Based on the appeal, Abaribe withdrew his order 73 as well as stepped down the consideration of the bill to a more “appropriate time.”

Abaribe said: “First, Mr. President, in order to preserve the dignity of this hallowed chamber, I wish to withdraw my Order 73.

“Second, and for us to be able to do further consultations on the bill that I have proposed, I wish also to step down the consideration of this bill until a more appropriate time.”

Abaribe had earlier in his lead debate said:  “The bill seeks to get the National Assembly to give effect to the clear provisions of section 219 of the Constitution of the Federal Republic of Nigeria 1999 (as amended).

“The Armed Forces of Nigeria is a National institution of Nigeria that should be insulated by the vagaries of political divisions and therefore the framers of the Constitution in their wisdom inserted this section to prevent a situation where our National symbol of unity and strength could be sacrificed on the altar of political temperament.

“This bill seeks to establish the Armed Forces Service Commission to ensure that the composition/appointment of Service Chiefs of the Armed Forces of the Federation reflects Federal Character of Nigeria in the manner prescribed in Section 217 (3) of the 1999 Constitution.”

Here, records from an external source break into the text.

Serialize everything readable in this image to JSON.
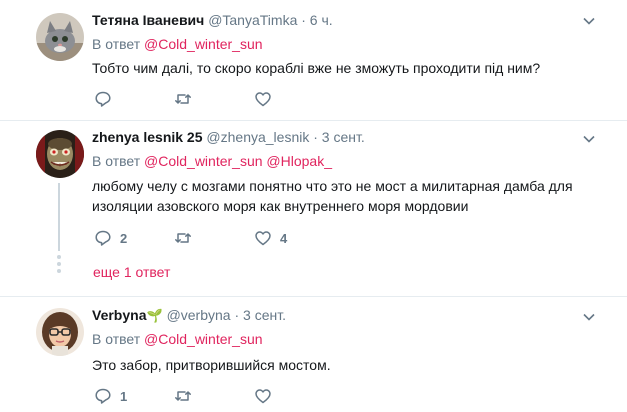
{
  "colors": {
    "accent": "#e0245e",
    "muted": "#657786",
    "text": "#14171a",
    "border": "#e6ecf0"
  },
  "tweets": [
    {
      "name": "Тетяна Іваневич",
      "handle": "@TanyaTimka",
      "time": "· 6 ч.",
      "reply_prefix": "В ответ",
      "reply_to": "@Cold_winter_sun",
      "reply_to_2": "",
      "text": "Тобто чим далі, то скоро кораблі вже не зможуть проходити під ним?",
      "reply_count": "",
      "retweet_count": "",
      "like_count": ""
    },
    {
      "name": "zhenya lesnik 25",
      "handle": "@zhenya_lesnik",
      "time": "· 3 сент.",
      "reply_prefix": "В ответ",
      "reply_to": "@Cold_winter_sun",
      "reply_to_2": "@Hlopak_",
      "text": "любому челу с мозгами понятно что это не мост а милитарная дамба для изоляции азовского моря как внутреннего моря мордовии",
      "reply_count": "2",
      "retweet_count": "",
      "like_count": "4"
    },
    {
      "name": "Verbyna",
      "name_emoji": "🌱",
      "handle": "@verbyna",
      "time": "· 3 сент.",
      "reply_prefix": "В ответ",
      "reply_to": "@Cold_winter_sun",
      "reply_to_2": "",
      "text": "Это забор, притворившийся мостом.",
      "reply_count": "1",
      "retweet_count": "",
      "like_count": ""
    }
  ],
  "more_replies": "еще 1 ответ",
  "icons": [
    "chevron-down-icon",
    "reply-icon",
    "retweet-icon",
    "like-icon"
  ]
}
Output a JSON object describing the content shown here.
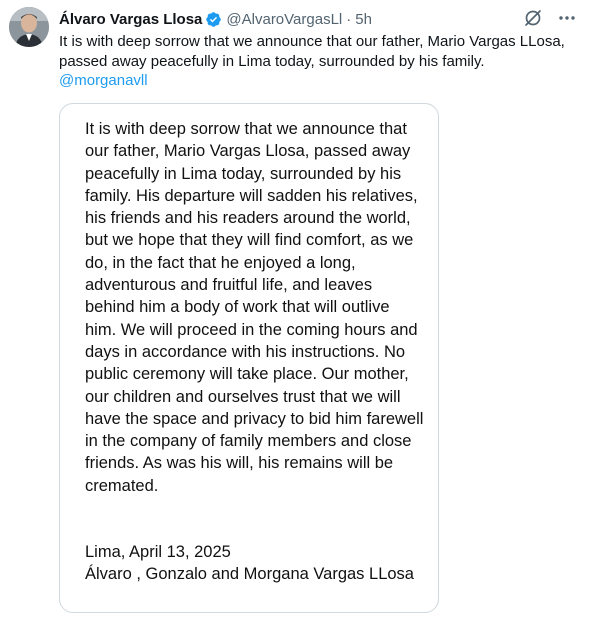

Chairman Senate Committee on Media and Public Affairs, Senator Surajudeen Basiru told reporters after the session that the amicable resolution of the issue   showed the maturity of the country’s democracy.

Basiru said: “What happened today is a testimony to the maturity of our democracy and ability for senators, being statesmen, to within a short period of time, resolve what ordinarily in the past could have led to rancorous deliberation and result.

“And the operating principle for resolution of the matter which is no winner, no vanquished.”